Singing Potatoes
Wednesday, 19 February 2003
Hey, I want that gig!

Mil Millington, the author of the frighteningly funny Web page "Things My Girlfriend and I Have Argued About", has written a book by the same title. Talk about an Internet success story; he parlayed his Web site into a weekly column in the Guardian, and turned that into a fiction novel — for which Working Title optioned the film rights before it was even published. Maybe Karen and I need to start arguing...

And speaking of books by Englishmen, why the hell can't I get a copy of Craig Charles' autobiography? The publication date kept getting pushed back until I quit checking, and now it's out of print? Arrgh!

Posted by godfrey (link)
Comments
I loved this bit:

Margret is sitting at this computer (which is in the attic room, incidentally) typing something. I'm flopped in a chair close by with a paper and pad, scribbling away at a bit of work. I pause and say to her, 'Tortoise and turtle is the same word in German, isn't it?' She stops typing, reaches over, pulls off one of my Birkenstock shoes, throws it down through trapdoor (I hear it thud below, then flip-flop down the stairs) and returns to her typing.

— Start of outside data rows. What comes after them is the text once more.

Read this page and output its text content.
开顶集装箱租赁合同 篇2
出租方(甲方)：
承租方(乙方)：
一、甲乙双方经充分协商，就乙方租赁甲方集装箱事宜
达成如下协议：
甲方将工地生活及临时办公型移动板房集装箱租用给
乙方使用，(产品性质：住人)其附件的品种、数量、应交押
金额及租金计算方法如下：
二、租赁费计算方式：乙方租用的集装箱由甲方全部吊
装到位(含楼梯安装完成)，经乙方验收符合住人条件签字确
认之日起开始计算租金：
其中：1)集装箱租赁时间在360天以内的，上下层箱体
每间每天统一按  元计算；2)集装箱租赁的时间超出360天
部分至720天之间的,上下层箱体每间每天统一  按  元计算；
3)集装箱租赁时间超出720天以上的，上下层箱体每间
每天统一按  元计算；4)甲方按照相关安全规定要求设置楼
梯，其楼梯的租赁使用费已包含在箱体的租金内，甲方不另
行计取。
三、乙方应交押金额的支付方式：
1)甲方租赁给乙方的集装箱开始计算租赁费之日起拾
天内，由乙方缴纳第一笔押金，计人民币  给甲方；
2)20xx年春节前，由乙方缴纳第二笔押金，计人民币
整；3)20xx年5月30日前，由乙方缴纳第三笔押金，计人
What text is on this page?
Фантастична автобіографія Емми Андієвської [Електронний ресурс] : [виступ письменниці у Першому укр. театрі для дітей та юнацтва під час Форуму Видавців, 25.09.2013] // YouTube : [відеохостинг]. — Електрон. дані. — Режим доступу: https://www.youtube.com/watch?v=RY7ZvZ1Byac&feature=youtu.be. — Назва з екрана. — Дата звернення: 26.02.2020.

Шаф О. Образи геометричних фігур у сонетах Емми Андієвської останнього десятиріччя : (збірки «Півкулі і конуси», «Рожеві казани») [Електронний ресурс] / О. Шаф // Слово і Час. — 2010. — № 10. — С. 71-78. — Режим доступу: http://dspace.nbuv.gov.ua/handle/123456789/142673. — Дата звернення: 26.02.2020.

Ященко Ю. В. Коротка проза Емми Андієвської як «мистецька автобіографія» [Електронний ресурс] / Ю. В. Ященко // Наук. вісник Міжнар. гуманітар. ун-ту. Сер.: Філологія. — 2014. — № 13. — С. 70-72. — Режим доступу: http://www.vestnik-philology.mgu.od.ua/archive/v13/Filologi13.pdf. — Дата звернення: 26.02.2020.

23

Also, where he described his VCR timer as having "vague life goals."
My favorite was the line, "Margret cannot make cheese on toast without using every single saucepan, wok, tureen and colander in the house."

Errr, not that I know anyone like that, of course.

Could you please clarify that you're not talking about me? OR ARE YOU?
I said "not that I know anyone like that"! Nope. Not a soul. Certainly not you; you only use just what you need, and I've never found a lawnmower in the sink after you've been cooking.

Errr, not that I know anyone like that, of course.

'Errrs' are frequently used to denote sarcasm. At least, by me they are.
Are you guys getting started on your own book?